Though this is a romance, it's a slow one, as Thomas and Caroline don't spend much of the novel together. I found that I didn't mind, though, as I so enjoyed the other aspects of the novel, like Caroline's friendships with the other women on board.

I did find the conflict to be a bit overblown - Thomas's reaction to Caroline's situation seemed a little excessive - but otherwise I really enjoyed the progression of this novel.
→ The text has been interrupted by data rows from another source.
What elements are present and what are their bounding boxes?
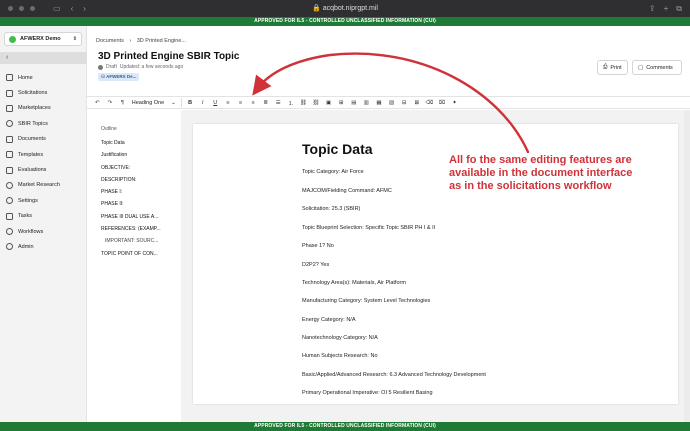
- classification-banner-bottom: APPROVED FOR IL5 - CONTROLLED UNCLASSIFI…: [0, 422, 690, 431]
- annotation-line: as in the solicitations workflow: [449, 180, 612, 192]
- annotation-line: All fo the same editing features are: [449, 154, 632, 166]
- annotation-line: available in the document interface: [449, 167, 633, 179]
- annotation-callout: All fo the same editing features are ava…: [449, 154, 649, 193]
- annotation-arrow: [252, 52, 530, 154]
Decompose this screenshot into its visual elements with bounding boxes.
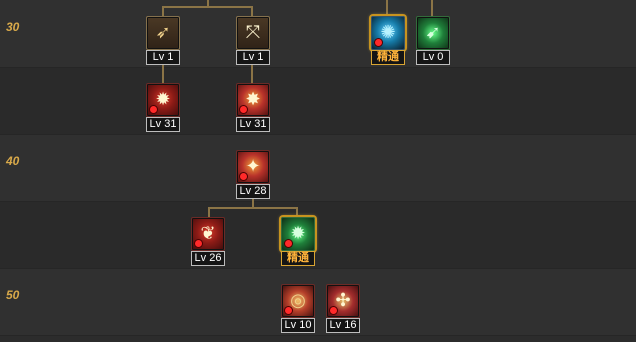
skill-level: Lv 1 (236, 50, 270, 65)
crossbow-icon: ⤧ (236, 16, 270, 50)
skill-level: Lv 28 (236, 184, 270, 199)
connector-line (162, 6, 253, 8)
skill-crossbow[interactable]: ⤧ Lv 1 (236, 16, 270, 66)
blue-emblem-icon: ✺ (371, 16, 405, 50)
skill-level: Lv 0 (416, 50, 450, 65)
connector-line (251, 6, 253, 16)
connector-line (251, 65, 253, 83)
skill-red-claw[interactable]: ❦ Lv 26 (191, 217, 225, 267)
mark-icon (330, 307, 337, 314)
row-divider (0, 335, 636, 336)
skill-level: Lv 10 (281, 318, 315, 333)
compass-icon: ✣ (326, 284, 360, 318)
connector-line (208, 207, 298, 209)
row-40-band (0, 134, 636, 201)
row-50-band (0, 268, 636, 335)
connector-line (162, 65, 164, 83)
burst-icon: ✸ (236, 83, 270, 117)
skill-ring[interactable]: ◎ Lv 10 (281, 284, 315, 334)
bow-icon: ➶ (146, 16, 180, 50)
connector-line (252, 199, 254, 207)
connector-line (296, 207, 298, 217)
skill-flame[interactable]: ✦ Lv 28 (236, 150, 270, 200)
mark-icon (285, 307, 292, 314)
row-45-band (0, 201, 636, 268)
connector-line (208, 207, 210, 217)
skill-elite-blue[interactable]: ✺ 精通 (371, 16, 405, 66)
skill-level: Lv 31 (146, 117, 180, 132)
green-burst-icon: ✹ (281, 217, 315, 251)
skill-level: Lv 31 (236, 117, 270, 132)
ring-icon: ◎ (281, 284, 315, 318)
skill-level: Lv 26 (191, 251, 225, 266)
skill-compass[interactable]: ✣ Lv 16 (326, 284, 360, 334)
skill-green-arrow[interactable]: ➹ Lv 0 (416, 16, 450, 66)
connector-line (431, 0, 433, 16)
connector-line (386, 0, 388, 16)
red-strike-icon: ✹ (146, 83, 180, 117)
skill-elite-green[interactable]: ✹ 精通 (281, 217, 315, 267)
skill-level: 精通 (371, 50, 405, 65)
skill-level: 精通 (281, 251, 315, 266)
skill-burst[interactable]: ✸ Lv 31 (236, 83, 270, 133)
level-label-30: 30 (6, 20, 20, 34)
row-35-band (0, 67, 636, 134)
mark-icon (195, 240, 202, 247)
row-divider (0, 134, 636, 135)
row-divider (0, 67, 636, 68)
flame-icon: ✦ (236, 150, 270, 184)
green-arrow-icon: ➹ (416, 16, 450, 50)
mark-icon (150, 106, 157, 113)
red-claw-icon: ❦ (191, 217, 225, 251)
skill-bow[interactable]: ➶ Lv 1 (146, 16, 180, 66)
mark-icon (285, 240, 292, 247)
row-divider (0, 268, 636, 269)
skill-level: Lv 1 (146, 50, 180, 65)
row-30-band (0, 0, 636, 67)
skill-red-strike[interactable]: ✹ Lv 31 (146, 83, 180, 133)
level-label-40: 40 (6, 154, 20, 168)
mark-icon (240, 106, 247, 113)
level-label-50: 50 (6, 288, 20, 302)
mark-icon (240, 173, 247, 180)
skill-level: Lv 16 (326, 318, 360, 333)
mark-icon (375, 39, 382, 46)
connector-line (162, 6, 164, 16)
row-divider (0, 201, 636, 202)
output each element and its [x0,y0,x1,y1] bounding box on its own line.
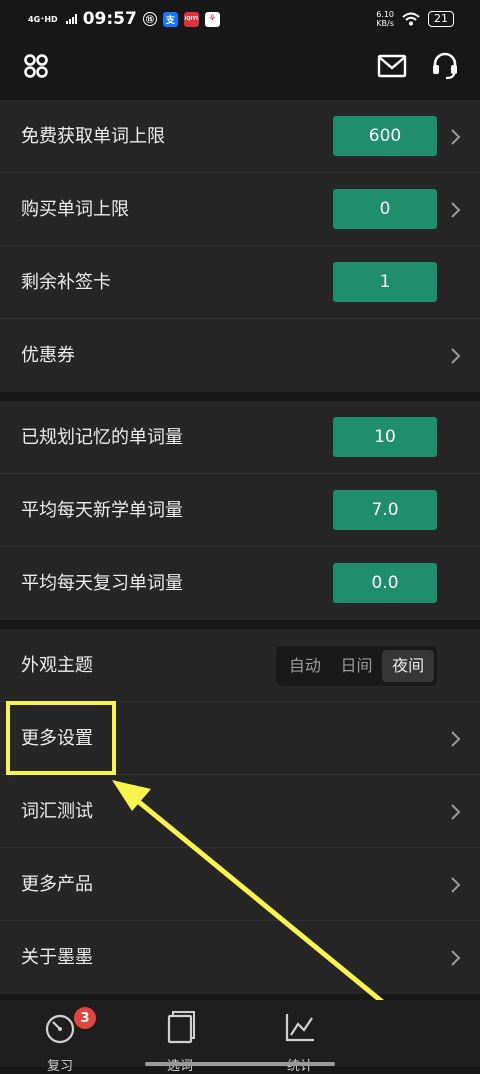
chevron-right-icon [451,950,461,966]
app-bar [0,38,480,98]
about-row[interactable]: 关于墨墨 [0,921,480,994]
iqiyi-icon: iQIYI [183,11,199,27]
wifi-icon [402,12,420,26]
line-chart-icon [280,1010,320,1044]
settings-section: 外观主题 自动 日间 夜间 更多设置 词汇测试 更多产品 关于墨墨 [0,629,480,994]
theme-row: 外观主题 自动 日间 夜间 [0,629,480,702]
chevron-right-icon [451,877,461,893]
mail-icon[interactable] [372,46,412,86]
tab-select-words[interactable]: 选词 [140,1008,220,1074]
row-label: 剩余补签卡 [21,272,111,293]
chevron-right-icon [451,129,461,145]
highlight-box [6,701,116,775]
row-label: 外观主题 [21,655,93,676]
chevron-right-icon [451,804,461,820]
value-badge: 600 [333,116,437,156]
row-label: 平均每天新学单词量 [21,500,183,521]
account-section: 免费获取单词上限 600 购买单词上限 0 剩余补签卡 1 优惠券 [0,100,480,392]
notification-app-icon: ⑮ [142,12,157,26]
value-badge: 0 [333,189,437,229]
row-label: 免费获取单词上限 [21,126,165,147]
tab-review[interactable]: 3 复习 [20,1007,100,1074]
alipay-icon: 支 [162,11,178,27]
signal-icon [65,14,77,24]
tab-label: 复习 [46,1059,73,1074]
theme-option-night[interactable]: 夜间 [382,650,435,682]
value-badge: 7.0 [333,490,437,530]
bottom-tab-bar: 3 复习 选词 统计 [0,1000,480,1074]
status-bar: 4G⁺HD 09:57 ⑮ 支 iQIYI ⚘ 6.10 KB/s 21 [0,0,480,38]
row-label: 词汇测试 [21,801,93,822]
row-label: 已规划记忆的单词量 [21,427,183,448]
free-word-limit-row[interactable]: 免费获取单词上限 600 [0,100,480,173]
row-label: 更多产品 [21,874,93,895]
tab-statistics[interactable]: 统计 [260,1008,340,1074]
theme-selector: 自动 日间 夜间 [276,646,437,686]
headset-icon[interactable] [425,46,465,86]
network-indicator: 4G⁺HD [28,14,58,24]
network-speed: 6.10 KB/s [376,10,394,28]
cards-icon [160,1010,200,1044]
theme-option-auto[interactable]: 自动 [279,650,331,682]
row-label: 平均每天复习单词量 [21,573,183,594]
home-indicator[interactable] [145,1062,335,1066]
statistics-section: 已规划记忆的单词量 10 平均每天新学单词量 7.0 平均每天复习单词量 0.0 [0,401,480,620]
clock: 09:57 [82,9,137,29]
row-label: 优惠券 [21,345,75,366]
value-badge: 1 [333,262,437,302]
coupon-row[interactable]: 优惠券 [0,319,480,392]
makeup-card-row[interactable]: 剩余补签卡 1 [0,246,480,319]
grid-menu-icon[interactable] [16,46,56,86]
value-badge: 10 [333,417,437,457]
daily-new-words-row[interactable]: 平均每天新学单词量 7.0 [0,474,480,547]
value-badge: 0.0 [333,563,437,603]
battery-indicator: 21 [428,11,454,27]
purchase-word-limit-row[interactable]: 购买单词上限 0 [0,173,480,246]
row-label: 购买单词上限 [21,199,129,220]
chevron-right-icon [451,731,461,747]
row-label: 关于墨墨 [21,947,93,968]
vocabulary-test-row[interactable]: 词汇测试 [0,775,480,848]
daily-review-words-row[interactable]: 平均每天复习单词量 0.0 [0,547,480,620]
chevron-right-icon [451,348,461,364]
theme-option-day[interactable]: 日间 [331,650,383,682]
more-products-row[interactable]: 更多产品 [0,848,480,921]
chevron-right-icon [451,202,461,218]
flower-app-icon: ⚘ [204,11,220,27]
review-count-badge: 3 [74,1007,96,1029]
planned-words-row[interactable]: 已规划记忆的单词量 10 [0,401,480,474]
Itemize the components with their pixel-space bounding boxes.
The romantic tension between Thomas and Caroline wasn't excessive, but I did find their relationship to be believable.

I also really enjoyed the action once the ship arrived in India - that was the point when I really started flying through the pages.

Fans of Regency romances with a twist (because of the setting being mainly on the ocean and in India) and those who appreciate lighter romance are sure to enjoy this novel. 4 stars.

Read my review of Wright's Lies, Love, and Breakfast at Tiffany's (4-1/2 stars).

Julie Wright
wrote her first book when she was fifteen and has written over twenty novels since then. She is a Whitney Awards winner for best romance with her books
Cross My Heart and Lies Jane Austen Told Me, and she is a Crown Heart recipient for the novel The Fortune Café.

She has one husband, three kids, one dog, and a varying amount of fish, frogs, and salamanders (depending on attrition). She loves writing, reading, hiking, playing with her kids, and watching her husband make dinner.

She hates mayonnaise.


Disclosure of Material Connection: I received this book from the publisher. I was not required to write a positive review. The opinions I have expressed are my own. I am disclosing this in accordance with the Federal Trade Commission's 16 CFR, Part 255: "Guides Concerning the Use of Endorsements and Testimonials in Advertising."